Life is too short, especially if we make wrong decisions that could cause us not to live a long life. Her thing was using drugs and fighting with men. My thing is stressing over my job and not taking care of my body. If the Lord says the same, I will make it to 36 years old and beyond. And I'm praying that my son lives to be 103, but in good health, lifting weights and running marathons.

Tuesday, November 10, 2009

What Doesn't Kill Me Will Go in My Next Story

I was having a half-way decent day, thinking about my word count and how I was going to make up for yesterday. Unfortunately when I got home all of that flew out the window. I found my TV converter box, microwave and my son’s radio missing. The dressers had been riffled through in both our rooms, but I only had about five dollars in the house so that wasn’t a big deal. When I got to my office, I saw what had happened. My back door was open. Now this same door has been impossible to open since August but I guess the maintenance man forced it open and then opened the storm door to do what he had to do. My landlord said that she would replace my items. Good thing I was paranoid and took my laptop with me for the last two days, I would have had a harder time getting that replaced I’m sure.
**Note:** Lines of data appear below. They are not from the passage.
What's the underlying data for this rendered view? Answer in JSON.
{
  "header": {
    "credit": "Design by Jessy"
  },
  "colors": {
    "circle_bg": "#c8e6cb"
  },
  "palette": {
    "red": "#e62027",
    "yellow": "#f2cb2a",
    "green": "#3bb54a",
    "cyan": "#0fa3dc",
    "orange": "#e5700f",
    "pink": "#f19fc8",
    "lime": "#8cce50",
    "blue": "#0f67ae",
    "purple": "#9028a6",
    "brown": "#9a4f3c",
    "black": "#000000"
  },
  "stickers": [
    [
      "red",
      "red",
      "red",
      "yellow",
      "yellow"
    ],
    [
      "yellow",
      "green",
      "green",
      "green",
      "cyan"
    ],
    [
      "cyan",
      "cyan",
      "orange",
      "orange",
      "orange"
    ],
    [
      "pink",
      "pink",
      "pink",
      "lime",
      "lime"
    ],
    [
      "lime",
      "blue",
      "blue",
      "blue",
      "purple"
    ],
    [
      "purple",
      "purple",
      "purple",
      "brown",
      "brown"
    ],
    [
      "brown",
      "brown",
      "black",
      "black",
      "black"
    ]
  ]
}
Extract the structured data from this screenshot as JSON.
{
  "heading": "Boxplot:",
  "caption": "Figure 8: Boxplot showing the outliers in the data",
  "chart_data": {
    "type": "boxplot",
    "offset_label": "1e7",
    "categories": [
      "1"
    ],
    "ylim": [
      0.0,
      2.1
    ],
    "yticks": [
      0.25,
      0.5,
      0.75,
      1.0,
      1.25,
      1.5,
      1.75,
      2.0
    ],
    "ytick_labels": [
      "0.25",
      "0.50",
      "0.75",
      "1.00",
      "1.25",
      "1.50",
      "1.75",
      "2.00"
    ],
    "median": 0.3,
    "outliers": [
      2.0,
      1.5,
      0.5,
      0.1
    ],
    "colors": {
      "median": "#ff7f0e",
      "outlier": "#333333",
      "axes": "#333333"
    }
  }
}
After all of this, the maintenance guy still has to come back tomorrow. Thank God and the federal government for federal holidays, because D and I are going to be here monitoring the goings on. Even if I didn’t have the day off, I would have taken the day off. I’ve just got this thing about still having stuff to move when I get ready to move, I’m just funny like that. D is like a guard dog, he watches everything. And he will bust you out, “Mama, what man doing? Man break thang.” That’s my boy.

Since I’m off tomorrow, I will try my best to get back on track. Like my title implies, I may use my dilemma in my story. So don’t be surprised if my private detective has a fit about somebody breaking into her office.